The topic is how Christian symbolism is Christianity, and how many people miss out on the value of the message because of their lack of understanding of this fundamental notion. I usually try to be more subtle in these posts, but for now I am going to be blunt: Most people — even those who profess to be committed Christians — are missing the fundamental point of Christianity.
I’m sorry if this takes you aback, but I’ve come to understand that subtlety is concealing my message instead of making it more palatable, which is my first and most natural inclination. By way of explanation, then, let’s go sentence by sentence through this quotation from Alan Watts and see what it’s about…
…the (symbolism) is like a nut – a shell containing hidden fruit, a hard, concrete symbol embracing a spiritual truth.
All truly meaningful prose speaks to the soul and not just to the brain. As I’ve discussed elsewhere, language is fundamentally limited to common words for common experiences — anything outside of common experience can only be conveyed metaphorically or symbolically. Christianity contains a “hidden fruit" that must be got at to obtain full understanding. To get at it, you have to work your way through the hard outer layer.
To extract the truth the nut must be broken – with reverence and respect, because without the shell’s protection the fruit would never have grown.
The shell is what protects the fruit (the deeper meaning), and one needs to give the shell proper respect when peeling it away to find the fruit.
The task of Protestantism was to break the shell, though because the Protestants did not fully realize this and did not know about the fruit inside, the job has been inexpertly and irreverently done.
If you look at the works of Calvin and his intellectual descendants, you can see that he totally missed the fundamental point behind the prior 1500 years of tradition and symbolism that was Christianity from the start.
They have hammered away with gusto; they have cracked the entire surface; they have taken whole chunks of the shell right off, and, having thrown some of them away, have taken the rest into a corner and there tried to piece them together in a different form.
This image from Watts is why I always go back to this quotation. Watts was a master communicator and it is worth taking just a moment to visualize this scene of a pack of early protestants joyously hammering away at the symbolism of Christianity, then trying to put the pieces back into a coherent form after they’ve lost much of the essence.
But the fruit has not interested them. Protestantism has simply broken up the system of symbolism, reduced it and re-formed it, and, in these later times, has practically discarded the whole thing.
“Solo Scriptura” (scripture only) is the fundamental mistake of the Reformation — it assumes that a text (biblical or not) has exactly one correct meaning, which is as simplistic as it is plainly wrong. Not only that, it neglects the important historical fact that the scriptures were changed throughout centuries of hand-copying and translation from one language to another.
“Divinely inspired” doesn’t mean “literally carved on stone tablets by God” — the Bible is a human artifact which points toward the divine revelation of God but is not a literal menu for salvation.
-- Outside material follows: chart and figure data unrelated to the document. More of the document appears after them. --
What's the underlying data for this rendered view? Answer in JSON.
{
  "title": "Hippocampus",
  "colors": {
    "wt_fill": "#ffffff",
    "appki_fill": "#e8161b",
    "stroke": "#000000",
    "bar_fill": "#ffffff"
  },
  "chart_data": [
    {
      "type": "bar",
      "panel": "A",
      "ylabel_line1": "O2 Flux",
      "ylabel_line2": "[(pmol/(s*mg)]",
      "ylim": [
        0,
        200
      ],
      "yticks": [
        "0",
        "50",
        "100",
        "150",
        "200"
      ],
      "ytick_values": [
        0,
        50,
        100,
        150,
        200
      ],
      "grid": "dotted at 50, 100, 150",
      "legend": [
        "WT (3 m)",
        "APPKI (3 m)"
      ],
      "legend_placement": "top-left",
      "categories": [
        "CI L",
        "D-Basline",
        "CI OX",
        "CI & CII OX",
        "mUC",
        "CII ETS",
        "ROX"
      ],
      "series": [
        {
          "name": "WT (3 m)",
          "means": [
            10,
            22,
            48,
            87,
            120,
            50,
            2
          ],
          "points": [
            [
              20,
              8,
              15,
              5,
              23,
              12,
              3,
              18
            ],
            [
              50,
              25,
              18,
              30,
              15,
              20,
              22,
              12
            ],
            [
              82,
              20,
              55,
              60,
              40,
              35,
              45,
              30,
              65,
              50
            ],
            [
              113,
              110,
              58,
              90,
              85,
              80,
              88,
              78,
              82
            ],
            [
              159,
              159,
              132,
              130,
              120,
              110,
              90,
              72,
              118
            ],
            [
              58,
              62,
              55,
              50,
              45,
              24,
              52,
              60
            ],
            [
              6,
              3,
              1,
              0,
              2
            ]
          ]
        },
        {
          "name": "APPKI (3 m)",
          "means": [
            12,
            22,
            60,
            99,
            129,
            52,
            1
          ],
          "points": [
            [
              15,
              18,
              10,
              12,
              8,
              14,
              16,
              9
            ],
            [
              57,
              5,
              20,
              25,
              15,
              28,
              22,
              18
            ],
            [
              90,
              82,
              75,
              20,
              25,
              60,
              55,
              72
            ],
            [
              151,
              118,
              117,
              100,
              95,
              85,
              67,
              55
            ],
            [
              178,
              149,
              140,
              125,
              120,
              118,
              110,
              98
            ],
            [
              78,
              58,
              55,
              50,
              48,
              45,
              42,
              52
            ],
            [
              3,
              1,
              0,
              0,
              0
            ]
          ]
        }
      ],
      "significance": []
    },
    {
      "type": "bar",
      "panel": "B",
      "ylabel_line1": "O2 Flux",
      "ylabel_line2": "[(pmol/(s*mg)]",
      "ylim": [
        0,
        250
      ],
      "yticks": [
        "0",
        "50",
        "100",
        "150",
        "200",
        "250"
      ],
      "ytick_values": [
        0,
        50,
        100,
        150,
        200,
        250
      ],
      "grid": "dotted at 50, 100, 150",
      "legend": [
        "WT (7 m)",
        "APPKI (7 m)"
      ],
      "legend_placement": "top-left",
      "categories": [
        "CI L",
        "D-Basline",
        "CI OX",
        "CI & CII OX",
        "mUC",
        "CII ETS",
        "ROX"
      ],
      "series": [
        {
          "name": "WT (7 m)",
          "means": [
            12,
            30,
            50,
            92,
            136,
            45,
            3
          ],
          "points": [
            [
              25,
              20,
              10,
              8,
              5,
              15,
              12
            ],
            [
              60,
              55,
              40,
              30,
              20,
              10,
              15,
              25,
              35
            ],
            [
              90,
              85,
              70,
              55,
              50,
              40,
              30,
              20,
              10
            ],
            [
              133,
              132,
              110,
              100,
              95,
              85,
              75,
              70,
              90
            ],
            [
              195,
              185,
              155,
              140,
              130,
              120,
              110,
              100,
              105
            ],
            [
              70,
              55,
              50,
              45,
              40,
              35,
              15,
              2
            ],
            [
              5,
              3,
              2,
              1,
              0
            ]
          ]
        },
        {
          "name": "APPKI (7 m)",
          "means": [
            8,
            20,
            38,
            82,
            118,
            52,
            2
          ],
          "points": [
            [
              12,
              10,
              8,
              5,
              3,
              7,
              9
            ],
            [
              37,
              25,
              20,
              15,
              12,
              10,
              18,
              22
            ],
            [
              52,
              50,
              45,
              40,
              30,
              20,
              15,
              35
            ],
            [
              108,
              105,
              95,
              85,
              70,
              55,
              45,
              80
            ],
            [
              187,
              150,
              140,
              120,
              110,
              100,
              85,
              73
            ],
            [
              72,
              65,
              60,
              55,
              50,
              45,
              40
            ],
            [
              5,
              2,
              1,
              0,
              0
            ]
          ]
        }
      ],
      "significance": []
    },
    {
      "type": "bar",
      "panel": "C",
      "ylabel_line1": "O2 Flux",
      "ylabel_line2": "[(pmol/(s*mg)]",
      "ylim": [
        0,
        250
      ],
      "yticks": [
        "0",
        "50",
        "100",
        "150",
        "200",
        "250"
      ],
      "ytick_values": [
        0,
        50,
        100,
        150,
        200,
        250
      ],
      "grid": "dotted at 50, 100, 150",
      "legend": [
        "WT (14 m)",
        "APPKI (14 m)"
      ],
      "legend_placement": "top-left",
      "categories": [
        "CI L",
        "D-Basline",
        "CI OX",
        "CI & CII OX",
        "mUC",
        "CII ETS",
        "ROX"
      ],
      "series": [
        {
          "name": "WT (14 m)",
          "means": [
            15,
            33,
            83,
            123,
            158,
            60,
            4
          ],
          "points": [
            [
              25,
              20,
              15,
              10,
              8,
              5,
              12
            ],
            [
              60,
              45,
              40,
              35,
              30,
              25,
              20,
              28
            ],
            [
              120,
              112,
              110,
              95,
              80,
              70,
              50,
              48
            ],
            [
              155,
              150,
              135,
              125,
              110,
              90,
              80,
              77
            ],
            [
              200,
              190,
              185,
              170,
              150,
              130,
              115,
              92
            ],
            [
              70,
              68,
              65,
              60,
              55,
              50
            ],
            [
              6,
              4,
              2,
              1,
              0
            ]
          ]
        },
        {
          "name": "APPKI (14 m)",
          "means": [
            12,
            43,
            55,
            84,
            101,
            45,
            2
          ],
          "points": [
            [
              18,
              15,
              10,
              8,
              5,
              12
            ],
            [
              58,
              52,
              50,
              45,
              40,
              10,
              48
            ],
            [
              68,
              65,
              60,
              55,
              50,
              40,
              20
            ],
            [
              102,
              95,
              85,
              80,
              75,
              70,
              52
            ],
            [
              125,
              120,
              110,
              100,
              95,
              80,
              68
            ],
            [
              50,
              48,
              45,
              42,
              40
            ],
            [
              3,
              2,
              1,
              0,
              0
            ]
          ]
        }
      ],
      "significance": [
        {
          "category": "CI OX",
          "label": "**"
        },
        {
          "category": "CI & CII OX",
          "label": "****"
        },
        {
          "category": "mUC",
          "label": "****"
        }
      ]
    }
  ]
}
The time has come for us to attend to the long-neglected fruit.
Watts was right, and this is the purpose of my writings here.
In conclusion, let me say that I apologize to you if this offends your long-held beliefs, but I urge you to consider this fundamental point. There is 2000 years of knowledge from saints and mystics behind what I’m saying; I’m not claiming any new revelation here, I’m just trying to get The Word out (pun intended).